Greencore Group, the convenience food manufacturer, reported strong sales in the first quarter and said it expects a year of "strong growth"
The FTSE 250-listed group reported revenue of £640.5m in the 13 weeks to 29 December, up 53.6% compared to the same period last year, or 7.2% higher on a pro forma basis.

Management anticipated delivering strong growth in 2018 and said the group was "well positioned to drive improved profitability, cash flow and returns over the medium term". Greencore supplies chilled, frozen and ambient foods from sandwiches and sushi to ready meals like lasagne and meat pies to retail and food service customers in the UK and US.



The UK and Irish convenience foods arm grew sales 9.2% to £385.4m, including pro-forma growth of 8.7%. Food to Go was the key growth driver, with total sales up 12.2% and pro-forma sales ahead by 11.4% benefiting from new business and positive growth in the underlying market.

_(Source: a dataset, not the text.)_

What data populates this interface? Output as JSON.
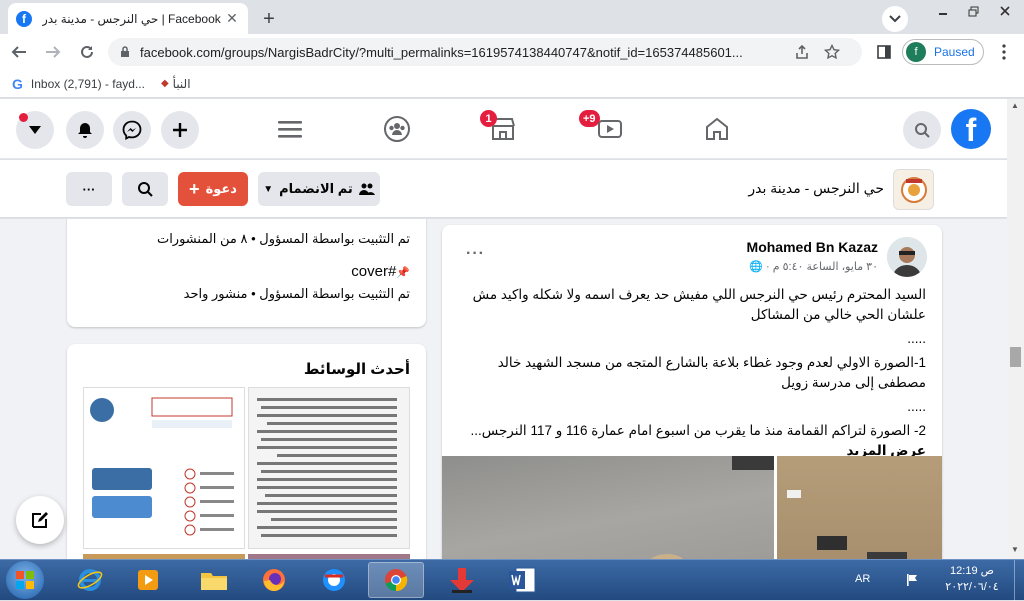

Outside Food to Go, UK sales increased 5.7%, including 5.5% pro-forma growth, with the refurbishment and extension of Greencore's largest ready meal facility in Warrington "progressing well" for completion in second quarter.

The previously announced restructuring of the UK business was said to be "on track", with Monday seeing Greencore announce an agreement to sell its cakes and desserts business, which, together with the announced closure of the desserts facility in Evercreech, marks its exit from the UK cakes and desserts sector.

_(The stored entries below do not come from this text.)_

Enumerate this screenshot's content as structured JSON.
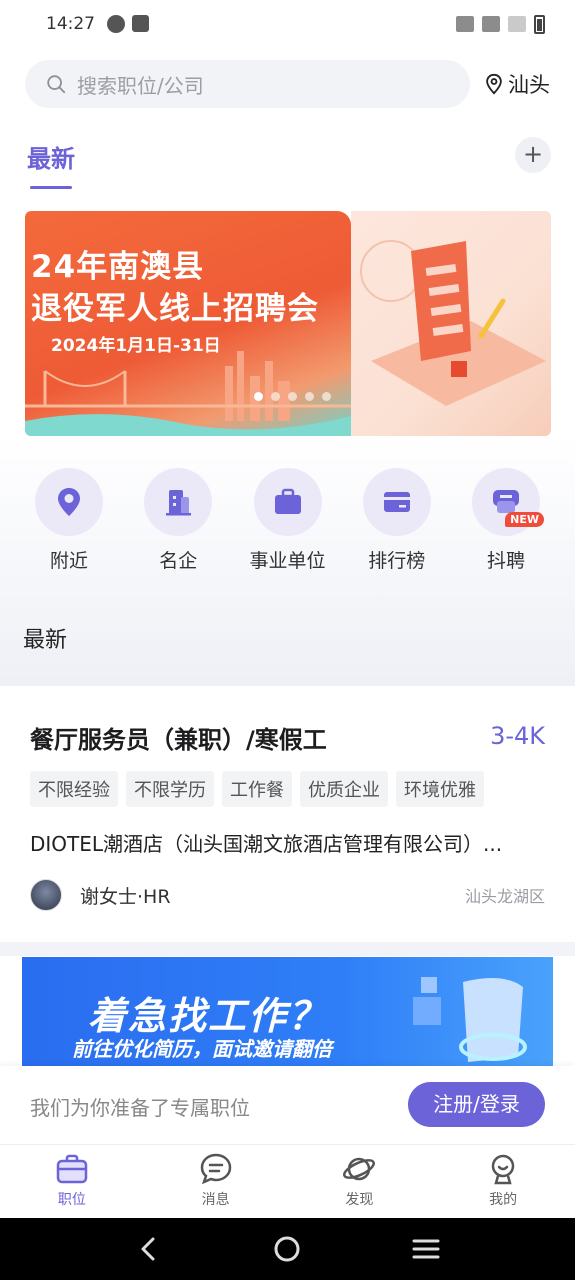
{
  "status_bar": {
    "time": "14:27"
  },
  "search": {
    "placeholder": "搜索职位/公司",
    "city": "汕头"
  },
  "tabs": {
    "latest": "最新",
    "add": "+"
  },
  "banner": {
    "line1": "24年南澳县",
    "line2": "退役军人线上招聘会",
    "date": "2024年1月1日-31日",
    "slide_count": 5,
    "active_slide": 1
  },
  "quick_entries": [
    {
      "label": "附近",
      "icon": "location-pin-icon"
    },
    {
      "label": "名企",
      "icon": "building-icon"
    },
    {
      "label": "事业单位",
      "icon": "briefcase-icon"
    },
    {
      "label": "排行榜",
      "icon": "card-icon"
    },
    {
      "label": "抖聘",
      "icon": "douyin-job-icon",
      "badge": "NEW"
    }
  ],
  "section_title": "最新",
  "job": {
    "title": "餐厅服务员（兼职）/寒假工",
    "salary": "3-4K",
    "tags": [
      "不限经验",
      "不限学历",
      "工作餐",
      "优质企业",
      "环境优雅"
    ],
    "company": "DIOTEL潮酒店（汕头国潮文旅酒店管理有限公司）...",
    "hr": "谢女士·HR",
    "area": "汕头龙湖区"
  },
  "ad": {
    "line1": "着急找工作？",
    "line2": "前往优化简历，面试邀请翻倍"
  },
  "register": {
    "text": "我们为你准备了专属职位",
    "button": "注册/登录"
  },
  "bottom_nav": [
    {
      "label": "职位",
      "icon": "briefcase-icon",
      "active": true
    },
    {
      "label": "消息",
      "icon": "chat-bubble-icon"
    },
    {
      "label": "发现",
      "icon": "planet-icon"
    },
    {
      "label": "我的",
      "icon": "profile-icon"
    }
  ],
  "colors": {
    "accent": "#6c63d9",
    "badge": "#ef4c3c"
  }
}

UK investment activity eased during the quarter after a phase of substantial spending in the past two years.

Over in the USA, convenience foods sales increased 297% to £255.1m, though on a pro-forma basis sales increased by 5.1% with pro-forma volume up 7%, in line with targets.

Commercial activity with consumer packaged goods customers was said to have been "encouraging", with "strong underlying trading" from category growth and previous new business wins, and the broader commercial pipeline "proceeding well".

Management said they were focusing more on efficiencies, particularly within some parts of the group's original network where capacity utilisation remains low.

President Donald Trump's tax reforms, including a reduction in the corporate tax rate to 21% is expected to reflect a one-off, non-cash, credit of approximately $28m in this year's interim results and Greencore expects to benefit from the lower rate of corporate income tax on future taxable earnings in its US business.

Greencore shares rose 1.2% to 204.6p on Tuesday morning.

Analyst Darren Shirley at Shore Capital said at this still early stage in the financial he was leaving his forecasts unchanged.

He applauded the exit from cakes & desserts "as a strategically sensible move", even though the business generated flat profits, the sale was more about "removing a potential distraction/headwind than any impact on the underlying P&L or cash flow".